Bimodal stringence-mediated response of metal-detecting luminescent whole cell bioreporters: Experimental evidence and quantitative theory

Abstract

Whole cell luminescent bacterial sensors are used to monitor the bioavailability and toxicity of metals in aquatic media. Any rationale of the time response of such metal-detecting biosensors necessarily asks for the so-far missing measurement and modeling of the impacts of medium nutritional quality on lux-reporter expression and bioluminescence production. In this work, improvement of nutritional conditions in bioluminescence assays by increasing amino acid concentration is shown to generate a transition from metal concentration-dependent monomodal to bimodal bell-shaped signal. The long-term component of the latter features a stringence-mediated adaptation of the cells to deficiency in nutrients supply from the medium.
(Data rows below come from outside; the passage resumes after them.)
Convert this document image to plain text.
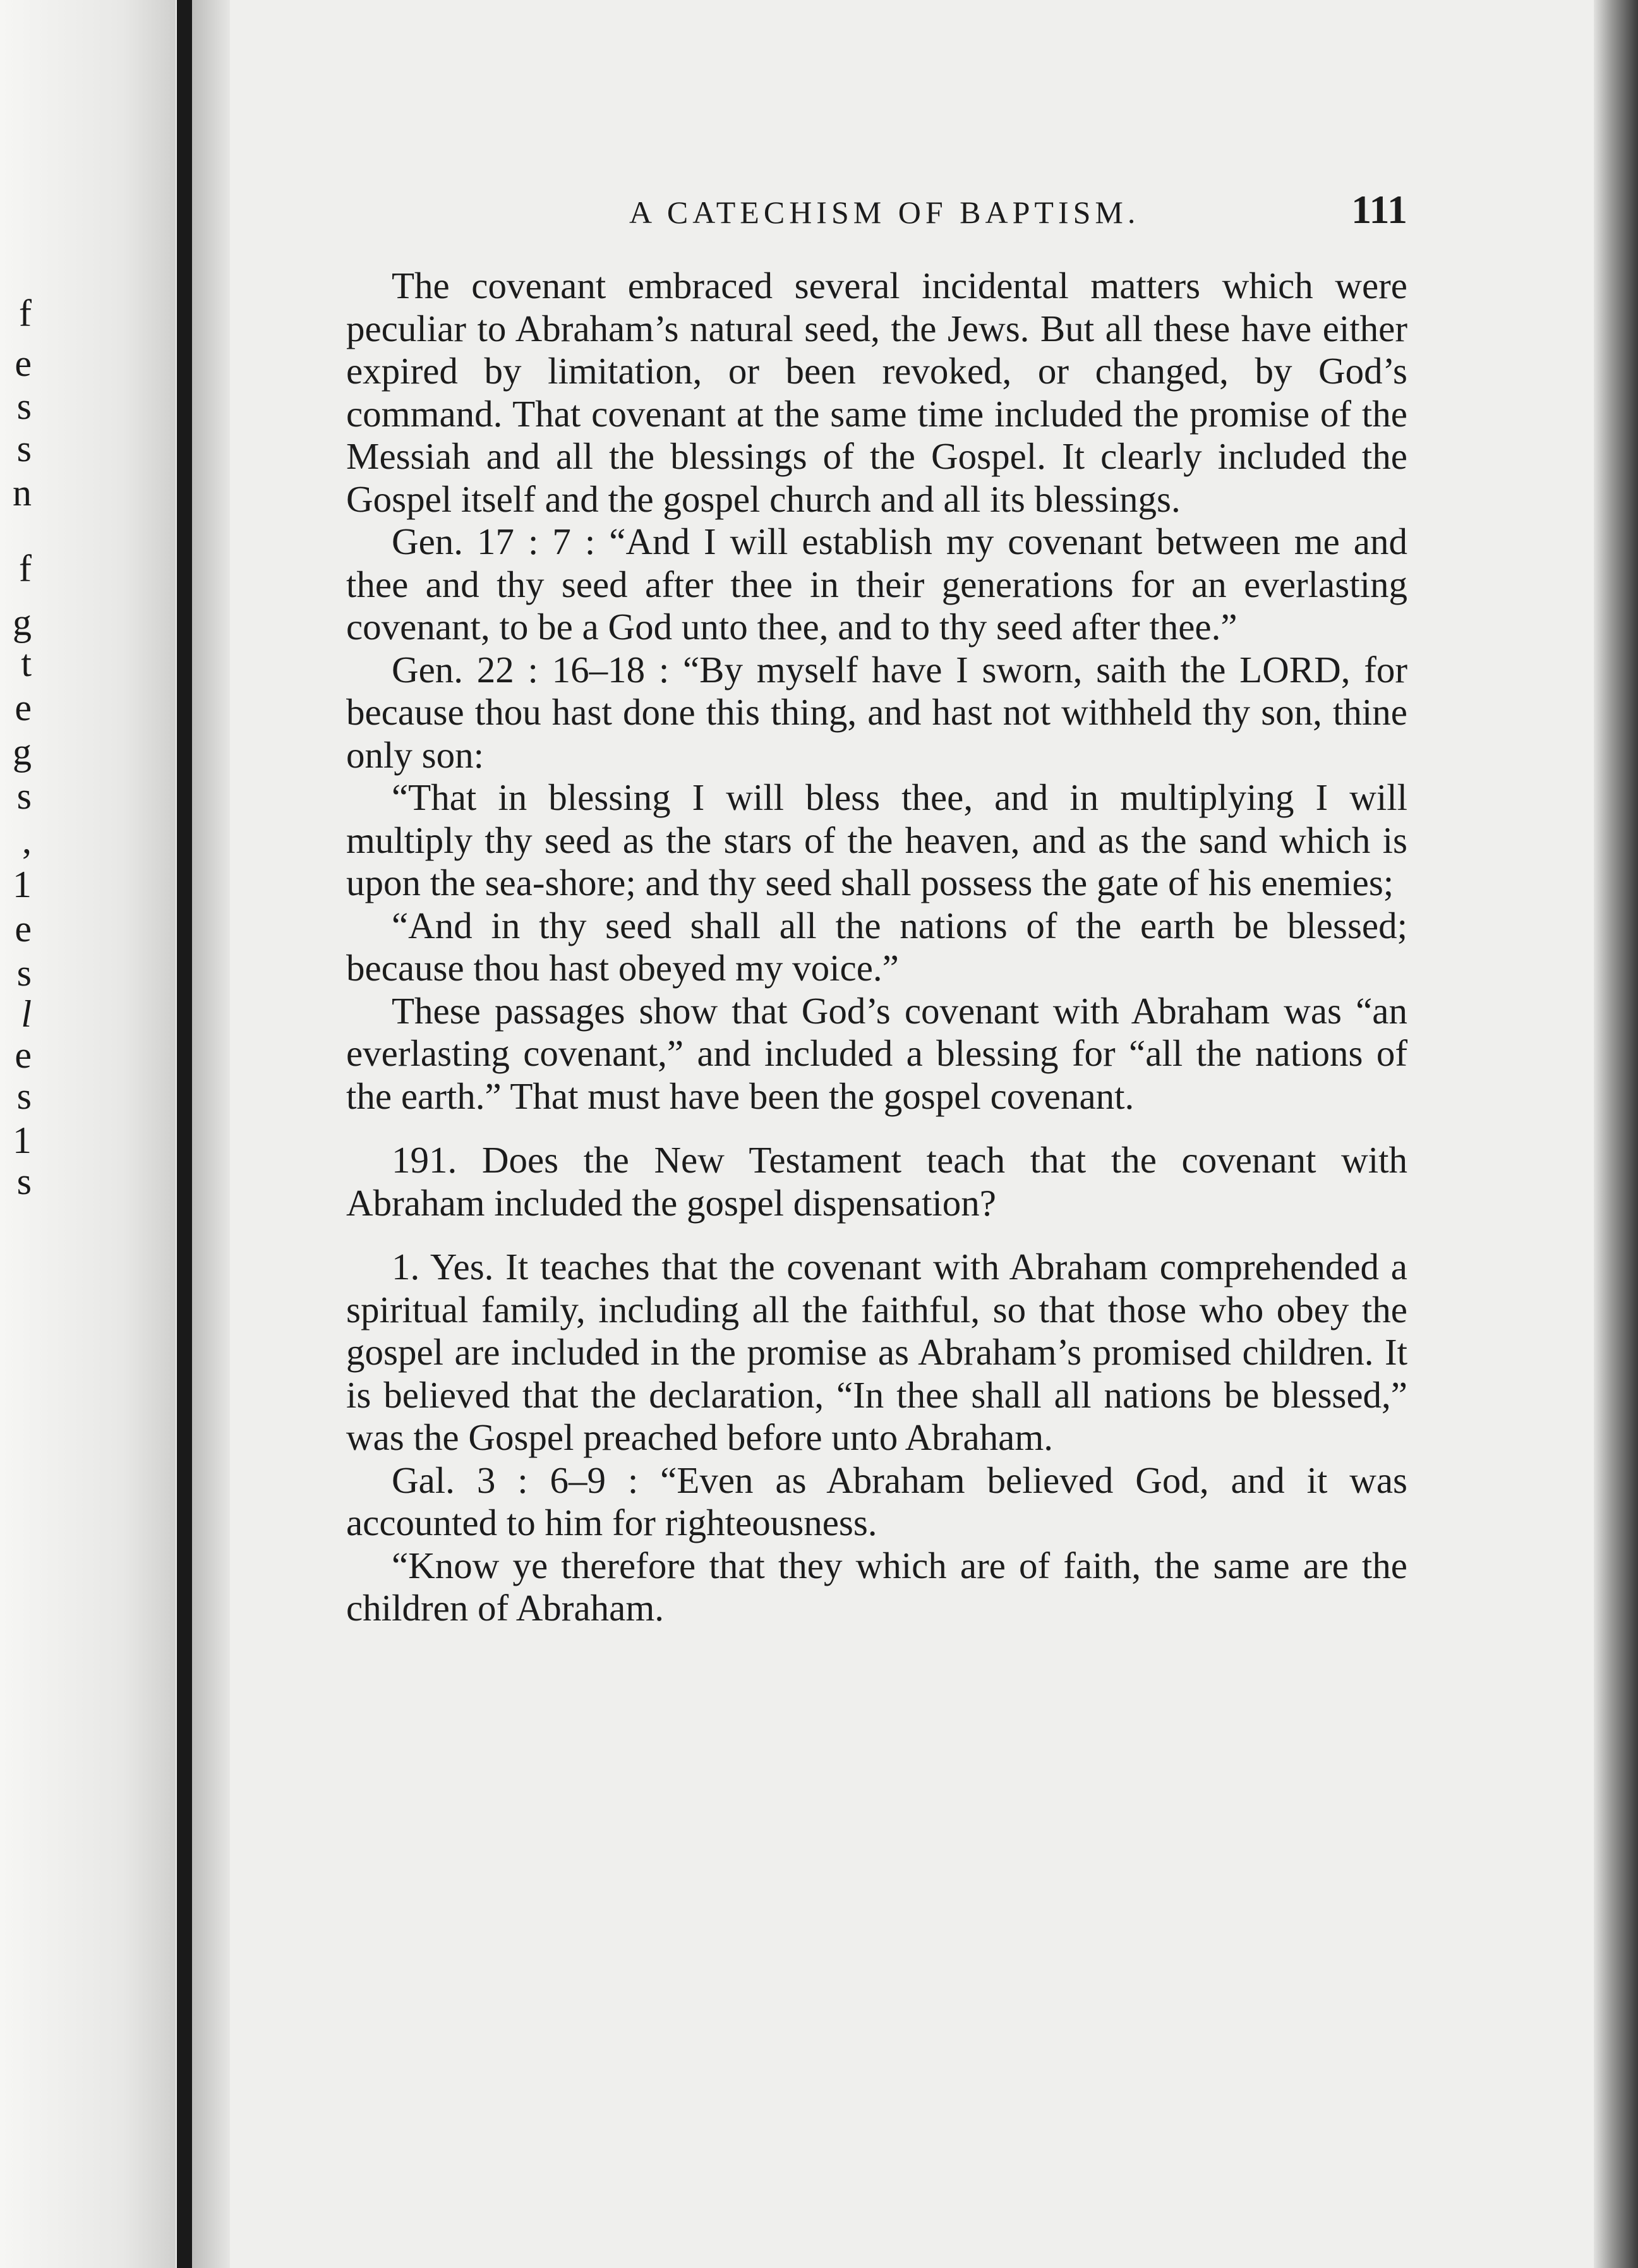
f
e
s
s
n
f
g
t
e
g
s
,
1
e
s
l
e
s
1
s
A CATECHISM OF BAPTISM.	111

The covenant embraced several incidental matters which were peculiar to Abraham’s natural seed, the Jews. But all these have either expired by limitation, or been revoked, or changed, by God’s command. That covenant at the same time included the promise of the Messiah and all the blessings of the Gospel. It clearly included the Gospel itself and the gospel church and all its blessings.

Gen. 17 : 7 : “And I will establish my covenant between me and thee and thy seed after thee in their generations for an everlasting covenant, to be a God unto thee, and to thy seed after thee.”

Gen. 22 : 16–18 : “By myself have I sworn, saith the LORD, for because thou hast done this thing, and hast not withheld thy son, thine only son:

“That in blessing I will bless thee, and in multiplying I will multiply thy seed as the stars of the heaven, and as the sand which is upon the sea-shore; and thy seed shall possess the gate of his enemies;

“And in thy seed shall all the nations of the earth be blessed; because thou hast obeyed my voice.”

These passages show that God’s covenant with Abraham was “an everlasting covenant,” and included a blessing for “all the nations of the earth.” That must have been the gospel covenant.

191. Does the New Testament teach that the covenant with Abraham included the gospel dispensation?

1. Yes. It teaches that the covenant with Abraham comprehended a spiritual family, including all the faithful, so that those who obey the gospel are included in the promise as Abraham’s promised children. It is believed that the declaration, “In thee shall all nations be blessed,” was the Gospel preached before unto Abraham.

Gal. 3 : 6–9 : “Even as Abraham believed God, and it was accounted to him for righteousness.

“Know ye therefore that they which are of faith, the same are the children of Abraham.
The demonstration is based on the analysis of the ∼17 h response of bioluminescent Escherichia coli engineered with luxCDABE reporter genes placed under the transcriptional control of a cadmium (0−22 nM bulk solution concentration) inductible-PzntA promoter or of the ribosomal RNA rrnB P1 promoter repressed by (p)ppGpp alarmones synthesized by cells in nutritional stress. The time-dependence of normalized PzntA-luxCDABE biosensor signal is successfully reproduced by our recent theory elaborated for the kinetics of bioluminescence emission by metal-responsive biosensors. The formalism allows assessment of luciferase half-life and of the time variations of cells photoactivity with medium composition. The theoretically-determined long-term kinetics of cell photoactivation is remarkably supported by independent measurements on the rrnB P1-luxCDABE bioreporter. Results clarify the origin of the mismatch between maxima in photoactive biomass and in bioluminescence over time, and they offer practical options for addressing contaminant toxicity via cell photoactivity derived from deconvolution of normalized biosensor response.